ZKP improves efficiency and bandwidth

There is a way to verify the calculation results at a lower cost without re-calculation: zero-knowledge proof (ZKP), of which zk-SNARKs is probably the best known.

How to do it? We will talk about rewriting the blockchain replay function as zk-SNARK. zk-SNARK will output two things: the original output (just like the original replay function) and a small mathematical proof that the result was calculated correctly. This proof can be as small as 200 bytes (yes, less than 1KB).

You do not need all (or even multiple) computers to perform the replay function. One computer can create proofs, and other computers can verify at any time they see fit. No matter how long the original calculation takes (even hours, days, or years, it doesn't matter), verification takes just a few milliseconds. The certificate can be posted online via a USB flash drive, or even printed on a T-shirt.

If the malicious node changes the balance, the proof will not match the result, and other validators will reject the status. If the malicious node changes the zk-SNARK code, the result will also be rejected. (There is also a third parameter, a publicly shared string, which will also associate the proof with the zk-SNARK code. If the code is changed, the proof and the shared string will not match, and the verifier will reject the result.)

We no longer need to redo expensive calculations or download the blockchain (because we already have the blockchain's existence and valid mathematical proof). You just need the current state (such as the last block) and a simple proof that the current state is part of a valid blockchain and it takes a few milliseconds to verify the result.

Recursive combination

Validating a proof is fast, but what about creating a proof? Time is not fixed and it is much less efficient in terms of calculations and memory compared to traditional calculations. In fact, although the zk-SNARK version of the replay function sounds good, it is not a good solution in practice. It will consume a lot of memory and even slower than the original non-zk-SNARK replay function.

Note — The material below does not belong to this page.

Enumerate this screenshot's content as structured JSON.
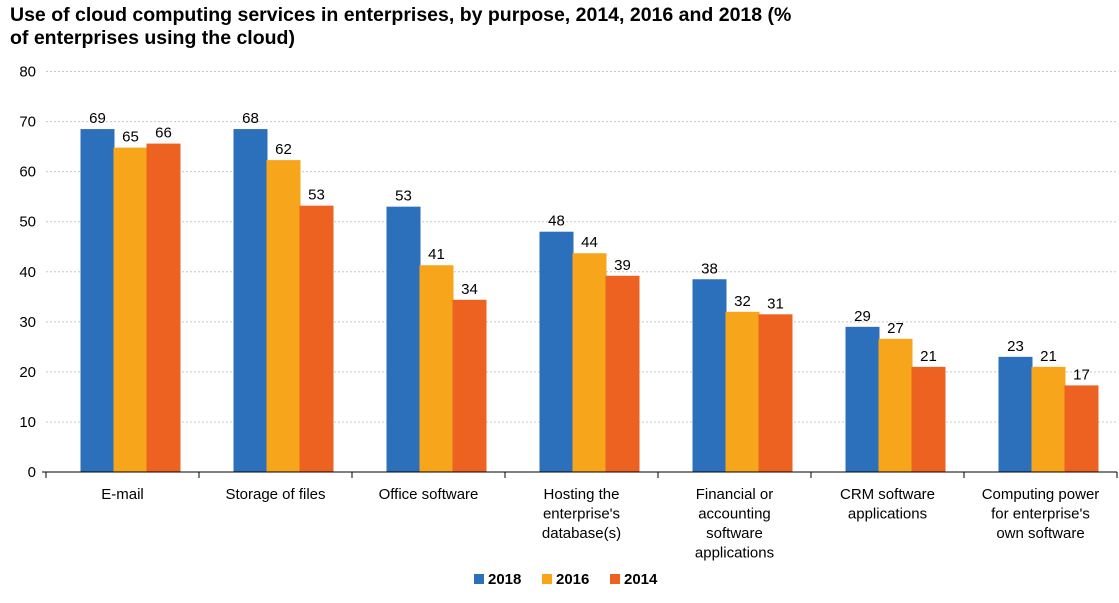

But there is another better solution. With some tricks, we can use recursive zk-SNARK. With recursion, we don't have to verify the blockchain from scratch, but we can build on previous states, which is much faster. Note that recursive zk-SNARK is not as efficient as non-recursive zk-SNARK, but recent zk-SNARK constructions have made great progress.

The recursive zk-SNARK program uses the previous state, a proof belonging to the previous state, and a new transaction as inputs. It verifies the previous state (using the provided proof) and checks if the transaction in the new state is valid. If the answer is yes, it will output the new status and a proof.

Once the new state and proof are distributed to the network, all nodes can discard the previous state without any negative impact. New nodes need only download the latest status and proof. This is why Coda is able to have a fixed-size blockchain.

In our previous example, only one node would create a new block and proof. Obviously, the same node does not necessarily need to produce every block. For example, one node can be randomly selected from many nodes (using verifiable random functions, nodes can even choose themselves randomly without cheating). We can do better. We can divide the block output logic into multiple zk-SNARKs.

The end result is that the block producer does not need to keep the complete blockchain history, it only needs the previous state. How small is the occupied capacity? An ordinary Coda node only needs 22 KB to store the certificate, current state and Merkle path. As long as 22 KB, nodes can verify the entire blockchain, query balances, and create transactions. But to generate a block, there are more requirements on the node: it needs the full balance Merkle tree of the previous state. The size of the Merkle tree depends on the number of wallets. If Coda has as many wallets as Ethereum, then Coda block producers need about 1 GB. The smallest full node capacity on Ethereum is (as of December 2019) 230 GB. A huge difference.

In this way, the network has more active nodes, which enhances decentralization and opens up many new possibilities for programs that interact with the blockchain without the need for a solution like Infura or Metamask. Considering that 99% of new users lose their patience before installing Metamask, this could have a huge impact.